Results: Fifteen patients had prior treatment at a median of 9.1 months prior to presentation at MDACC. A majority of tumors were T4 (67%) with involvement of the orbit (54%), anterior fossa (42%), middle fossa (71%), petrous temporal bone (25%). Perineural extension was noted in 58% cavernous sinus involvement in 25%, dural involvement in 29%. As part of their resection, 54% required radical orbitectomy and 25% underwent a lateral skull base resection. Gross total resection was achieved in 96%; 63% with negative margins and 33% with positive margins. Post-operative complications occurred in 20% with 1 patient mortality. With a median follow-up of 85 months, the mean OS was 81 months and mean PFS was 69 months. At last follow-up 16 patients (67%) were NED; 7 patients died of disease and 12 died of other causes.

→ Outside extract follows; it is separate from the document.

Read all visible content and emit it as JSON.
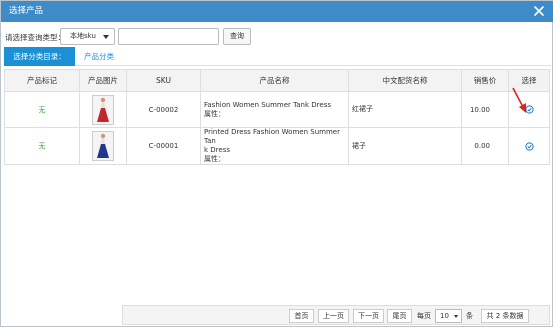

Conclusions: Aggressive surgical resection for advanced nonmelanoma skin cancer with skull base involvement can be performed with minimal morbidity/mortality. Improved OS and PFS can be expected even in light of perineural or cavernous sinus involvement. As these patients often have few options, craniofacial resection is justified if it can be performed safely.